The U.S. Food and Drug Administration (FDA) gave Italian firm Recordati and Novartis’ Isturisa (osilodrostat) the greenlight for adults with Cushing’s disease who either can’t have pituitary gland surgery or who have had the surgery but still have the disease. Cushing’s disease is a rare illness where the adrenal glands produce too much of the hormone cortisol. Recordati acquired the drug from Novartis in June 2019.
Isturisa is the first drug approved that blocks an enzyme called 11-beta-hydroxylase, preventing synthesis of cortisol. The disease is caused by a pituitary tumor that releases excess amounts of a hormone called adrenocorticotropin. This stimulates the adrenal gland to produce higher amounts of cortisol.
“We are pleased with the FDA’s recognition of Isturisa as an effective and safe treatment for patients with Cushing’s disease,” said Andrea Recordati, chief executive officer of Recordati. “We extend our deepest gratitude to the patients who participated in the clinical trials and their families and caregivers who supported them. We also appreciate the hard work of the investigators, clinicians and study staff to bring this therapy to patients in need. Recordati Rare Diseases is committed to working to ensure everyone who needs access to this therapy will receive it.”

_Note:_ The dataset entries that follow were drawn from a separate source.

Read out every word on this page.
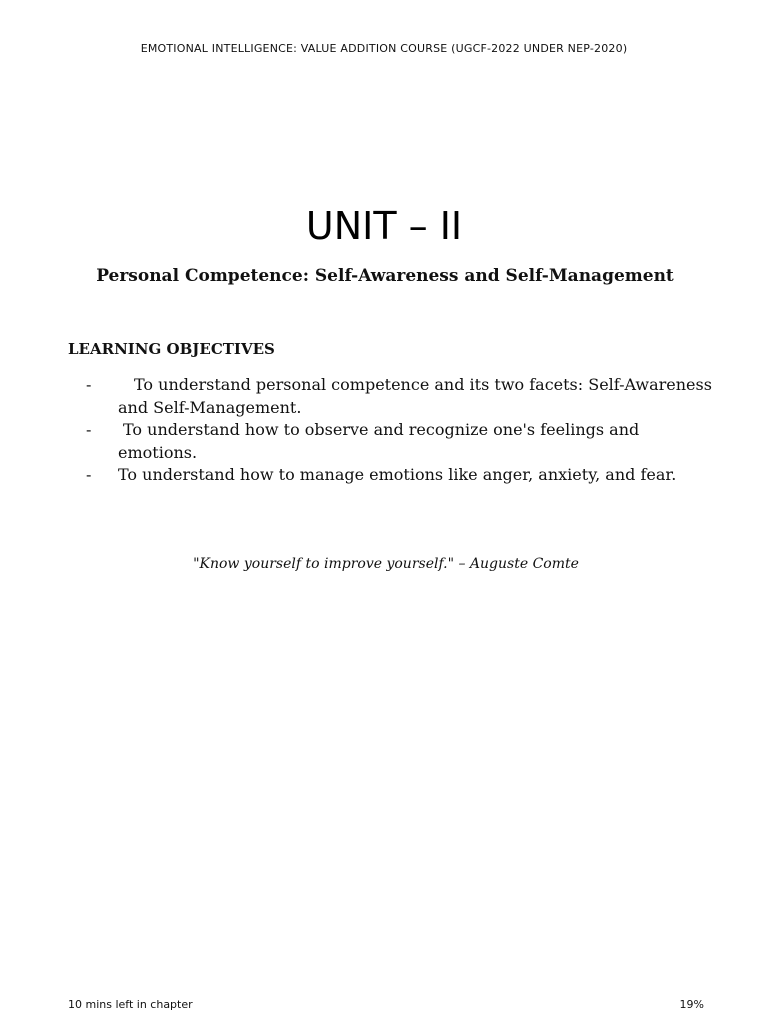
EMOTIONAL INTELLIGENCE: VALUE ADDITION COURSE (UGCF-2022 UNDER NEP-2020)
UNIT – II
Personal Competence: Self-Awareness and Self-Management
LEARNING OBJECTIVES
-	To understand personal competence and its two facets: Self-Awareness and Self-Management.
-	To understand how to observe and recognize one's feelings and emotions.
-	To understand how to manage emotions like anger, anxiety, and fear.
"Know yourself to improve yourself." – Auguste Comte
10 mins left in chapter	19%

Cushing’s disease affects women three times more than men and is most often diagnosed in adults between the ages of 30 and 50. It can result in high blood pressure, obesity, type 2 diabetes, blood clots in the legs and lungs, bone loss and fractures, a weakened immune system and depression. Patients are often noted to have thin arms and legs, a round red full face, increased fat around the neck, bruise easily, have purple stretch marks and weak muscles.

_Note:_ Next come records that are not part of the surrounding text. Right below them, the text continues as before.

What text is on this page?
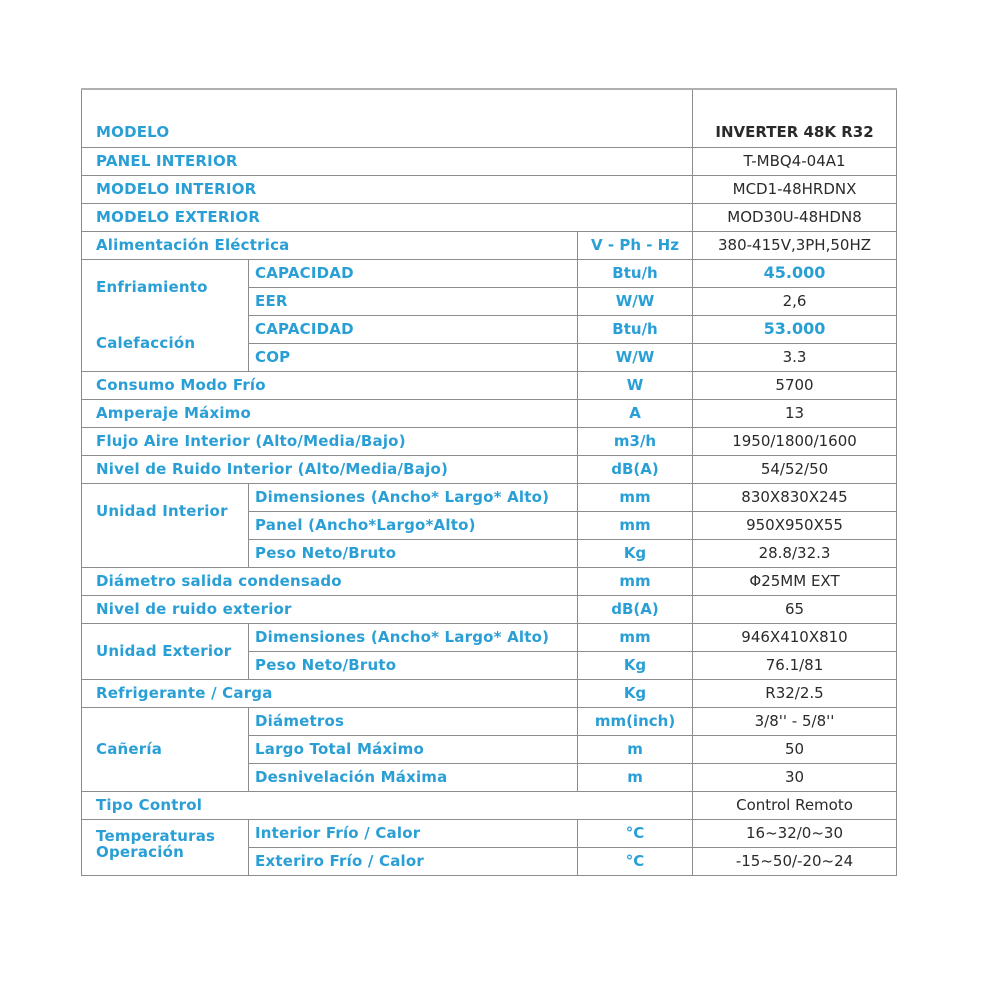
MODELO			INVERTER 48K R32
PANEL INTERIOR			T-MBQ4-04A1
MODELO INTERIOR			MCD1-48HRDNX
MODELO EXTERIOR			MOD30U-48HDN8
Alimentación Eléctrica		V - Ph - Hz	380-415V,3PH,50HZ
Enfriamiento	CAPACIDAD	Btu/h	45.000
	EER	W/W	2,6
Calefacción	CAPACIDAD	Btu/h	53.000
	COP	W/W	3.3
Consumo Modo Frío		W	5700
Amperaje Máximo		A	13
Flujo Aire Interior (Alto/Media/Bajo)		m3/h	1950/1800/1600
Nivel de Ruido Interior (Alto/Media/Bajo)		dB(A)	54/52/50
Unidad Interior	Dimensiones (Ancho* Largo* Alto)	mm	830X830X245
	Panel (Ancho*Largo*Alto)	mm	950X950X55
	Peso Neto/Bruto	Kg	28.8/32.3
Diámetro salida condensado		mm	Φ25MM EXT
Nivel de ruido exterior		dB(A)	65
Unidad Exterior	Dimensiones (Ancho* Largo* Alto)	mm	946X410X810
	Peso Neto/Bruto	Kg	76.1/81
Refrigerante / Carga		Kg	R32/2.5
Cañería	Diámetros	mm(inch)	3/8'' - 5/8''
	Largo Total Máximo	m	50
	Desnivelación Máxima	m	30
Tipo Control			Control Remoto

Temperaturas
Operación	Interior Frío / Calor	°C	16~32/0~30
	Exterirо Frío / Calor	°C	-15~50/-20~24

“The FDA supports the development of safe and effective treatments for rare diseases, and this new therapy can help people with Cushing’s disease, a rare condition where excessive cortisol production puts them at risk for other medical issues,” said Mary Thanh Hai, acting director of the Office of Drug Evaluation II in the FDA’s Center for Drug Evaluation and Research. “By helping patients achieve normal cortisol levels, this medication is an important treatment option for adults with Cushing’s disease.”
The approval was built on the Phase III LINC-3 clinical trial of 137 adults, about 75% of who were women, with a mean age of 41 years. The majority either had pituitary surgery that didn’t cure the disease or who were not candidates for the surgery. In the 24-week, single-arm, open-label period, all patients received a starting dose of 2 milligrams of Isturisa twice a day that could be increased every two weeks up to 30 mg twice a day. At the end of the 24-week period, approximately half of patients had normal cortisol levels. At that time, 71 patients who did not need dose increases and tolerated the drug for at least 12 weeks joined an eight-week, double-blind, randomized withdrawal trial where they were given either Isturisa or a placebo. At the end of this withdrawal period, 86% of patients receiving the drug maintained cortisol levels with normal limits compared to 30% of placebo patients.

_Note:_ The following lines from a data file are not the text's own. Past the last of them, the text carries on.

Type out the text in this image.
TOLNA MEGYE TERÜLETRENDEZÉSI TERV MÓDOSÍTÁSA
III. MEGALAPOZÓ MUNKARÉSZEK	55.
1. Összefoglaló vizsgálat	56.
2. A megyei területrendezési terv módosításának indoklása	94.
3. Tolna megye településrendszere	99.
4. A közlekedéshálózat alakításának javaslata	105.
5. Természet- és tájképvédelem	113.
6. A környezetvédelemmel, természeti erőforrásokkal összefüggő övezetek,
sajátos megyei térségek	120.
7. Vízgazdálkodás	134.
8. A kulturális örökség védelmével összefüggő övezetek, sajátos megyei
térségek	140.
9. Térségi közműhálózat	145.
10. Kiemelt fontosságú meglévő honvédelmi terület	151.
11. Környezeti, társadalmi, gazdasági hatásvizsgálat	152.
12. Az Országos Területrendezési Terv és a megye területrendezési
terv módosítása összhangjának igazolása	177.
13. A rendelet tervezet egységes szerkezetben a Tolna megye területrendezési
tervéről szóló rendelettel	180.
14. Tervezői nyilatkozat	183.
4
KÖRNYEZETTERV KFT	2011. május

Isturisa was granted Orphan Drug Designation. The most common side effects observed were adrenal insufficiency, headache, vomiting, nausea, fatigue and swelling caused by fluid retention. Some patients reported low cortisol levels, QTc prolongation, a heart rhythm condition, and increased levels of adrenal hormone precursor and androgens.
The drug was approved for Cushing’s disease in January by the European Commission.